That's consistent with my feeling. All these little fixes, such as explaining to chemists they shouldn't pour solvent on a flame, are going nowhere. This fixes one demo at a time. What is missing is the basic safety training which should be taught over a number of years of school and development of a deep general knowledge of how chemicals behave. That knowledge can't be cerebral. It needs to be visceral due to a lot of hands on experience.
All that is just plain missing in most graduates today. Maybe it's that they use computers instead of hands on. But whatever the cause, the demos have to go.
We have the same issues in Art and Theater. College age kids are coming into programs who have never used a screw driver or a hammer and they want to work on table saws and try to weld. You can't do that with your thumbs--which are the only coordinated appendages they have.

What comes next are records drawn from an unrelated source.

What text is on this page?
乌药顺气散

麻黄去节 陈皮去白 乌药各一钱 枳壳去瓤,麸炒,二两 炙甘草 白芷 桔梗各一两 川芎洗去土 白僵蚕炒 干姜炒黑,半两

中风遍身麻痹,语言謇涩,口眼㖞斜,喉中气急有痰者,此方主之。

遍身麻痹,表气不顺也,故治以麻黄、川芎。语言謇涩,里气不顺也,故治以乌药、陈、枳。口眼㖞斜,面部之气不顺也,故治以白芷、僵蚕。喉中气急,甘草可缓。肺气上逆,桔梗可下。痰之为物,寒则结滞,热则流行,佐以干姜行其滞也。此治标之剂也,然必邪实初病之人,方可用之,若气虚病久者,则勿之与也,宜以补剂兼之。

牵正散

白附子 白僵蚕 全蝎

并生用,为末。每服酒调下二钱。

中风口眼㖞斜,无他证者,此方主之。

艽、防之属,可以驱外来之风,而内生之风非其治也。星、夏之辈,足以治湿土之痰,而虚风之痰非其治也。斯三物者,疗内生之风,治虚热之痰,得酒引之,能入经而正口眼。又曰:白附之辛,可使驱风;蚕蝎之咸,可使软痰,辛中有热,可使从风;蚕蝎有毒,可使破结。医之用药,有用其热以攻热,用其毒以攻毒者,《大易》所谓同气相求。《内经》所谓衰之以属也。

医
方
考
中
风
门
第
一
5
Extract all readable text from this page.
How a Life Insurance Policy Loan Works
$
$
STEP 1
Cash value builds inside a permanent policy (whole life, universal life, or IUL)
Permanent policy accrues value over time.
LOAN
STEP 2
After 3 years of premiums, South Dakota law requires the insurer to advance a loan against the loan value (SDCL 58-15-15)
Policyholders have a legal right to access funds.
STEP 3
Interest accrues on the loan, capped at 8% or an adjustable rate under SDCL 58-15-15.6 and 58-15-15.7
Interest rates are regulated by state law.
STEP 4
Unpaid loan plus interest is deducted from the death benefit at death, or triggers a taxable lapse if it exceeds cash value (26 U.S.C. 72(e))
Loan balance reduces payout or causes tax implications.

We are assuming these young chemistry grads have skills they just don't have. Their minds and verbal skills are quick so we assume they also have knowledge, safety savvy and common sense. They don't.

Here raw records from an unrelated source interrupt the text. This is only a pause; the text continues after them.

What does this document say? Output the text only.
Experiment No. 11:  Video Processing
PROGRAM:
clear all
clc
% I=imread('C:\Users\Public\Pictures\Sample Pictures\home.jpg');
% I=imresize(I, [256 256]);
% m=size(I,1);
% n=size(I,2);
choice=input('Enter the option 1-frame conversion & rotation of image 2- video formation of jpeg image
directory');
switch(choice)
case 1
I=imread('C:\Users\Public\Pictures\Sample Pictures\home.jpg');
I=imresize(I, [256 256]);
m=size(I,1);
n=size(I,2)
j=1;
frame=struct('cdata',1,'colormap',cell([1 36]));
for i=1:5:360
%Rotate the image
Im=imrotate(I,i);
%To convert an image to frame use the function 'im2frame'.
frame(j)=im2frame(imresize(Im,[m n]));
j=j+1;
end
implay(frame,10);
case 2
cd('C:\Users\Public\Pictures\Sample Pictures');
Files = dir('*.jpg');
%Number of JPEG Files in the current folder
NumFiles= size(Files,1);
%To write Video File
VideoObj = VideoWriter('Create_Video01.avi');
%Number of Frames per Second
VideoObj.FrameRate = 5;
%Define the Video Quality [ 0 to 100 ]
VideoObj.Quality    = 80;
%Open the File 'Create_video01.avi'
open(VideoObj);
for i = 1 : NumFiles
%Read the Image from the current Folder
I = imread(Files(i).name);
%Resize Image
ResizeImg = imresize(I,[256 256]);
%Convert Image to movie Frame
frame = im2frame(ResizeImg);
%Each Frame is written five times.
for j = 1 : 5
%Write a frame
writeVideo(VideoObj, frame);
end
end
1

Take their toys away. Leave the "entertainment through chemistry" to people specially experienced in doing this in rooms equipped for it. How many more times do we have to see this same thing to "get it?"
Monona Rossol, M.S., M.F.A., Industrial HygienistPresident: Arts, Crafts & Theater Safety, Inc.Safety Officer: Local USA829, IATSE181 Thompson St., #23New York, NY 10012 212-777-0062
-----Original Message-----
From: roberth_hill <roberth_hill**At_Symbol_Here**MINDSPRING.COM>
To: DCHAS-L <DCHAS-L**At_Symbol_Here**MED.CORNELL.EDU>
Sent: Fri, Nov 6, 2015 6:42 pm
Subject: Re: [DCHAS-L] NSTA Urges Science Educators to Halt the Use of Methanol-Based Flame Tests on Open Laboratory Desks
I guess I think this happened because the teacher did not recognize or understand the hazard. I think this is because their safety education was missing or inadequate and/or a safety ethic was missing or inadequate. Most of you have heard my thoughts on this before. Until we start educating our undergraduates in lab safety, we will continue to have teachers, graduate students, and chemists with poor knowledge of safety and poor safety ethics.
Robert H. Hill, Jr.Co-author of Laboratory Safety for Chemistry Students
Sent from my Verizon Wireless 4G LTE smartphone
-------- Original message --------
From: Rita Kay Calhoun <r..calhoun**At_Symbol_Here**MOREHEADSTATE.EDU>
Date: 11/06/2015 3:55 PM (GMT-05:00)
To: DCHAS-L**At_Symbol_Here**MED.CORNELL.EDU
Subject: Re: [DCHAS-L] NSTA Urges Science Educators to Halt the Use of Methanol-Based Flame Tests on Open Laboratory Desks
I disagree that the question is why did the teacher do the demo. The question was why was the teacher so stupid as to pour a flammable liquid onto a flame. Anyone over the age of 6 should know that this is dangerous. I sometimes wonder if the recent increase in the apparent lack of "common sense" (yes, I said common sense because it is common sense to be wary of flames) is an unexpected result of the fear of even minor dangers that has resulted in many schools only doing experiments that a kindergartener could do. In order to be able to cross a street safely, you actually have to practice crossing a street safely. Rather than throwing the baby out with the bathwater, perhaps we should learn/teach how to bathe the baby without drowning it.
Kay
-----Original Message-----
From: DCHAS-L Discussion List [mailto:dchas-l**At_Symbol_Here**med.cornell.edu] On Behalf Of Frankie Wood-Black
Sent: Friday, November 06, 2015 3:07 PM
To: DCHAS-L**At_Symbol_Here**MED.CORNELL.EDU
Subject: Re: [DCHAS-L] NSTA Urges Science Educators to Halt the Use of Methanol-Based Flame Tests on Open Laboratory Desks
A question for the group and maybe to a wider audience. After the last set of announcements and the CSB alert, my question is related to why this teacher chose to do it. One reason may have been that they felt they could do it because they had numerous times. The other is that they were unaware of the recommendations NOT to do this particular demonstration anymore. SO - my question is - is there an avenue that we should be using to inform teachers about the hazards of this experiment that have not been utilized previously - and if so - what would it be????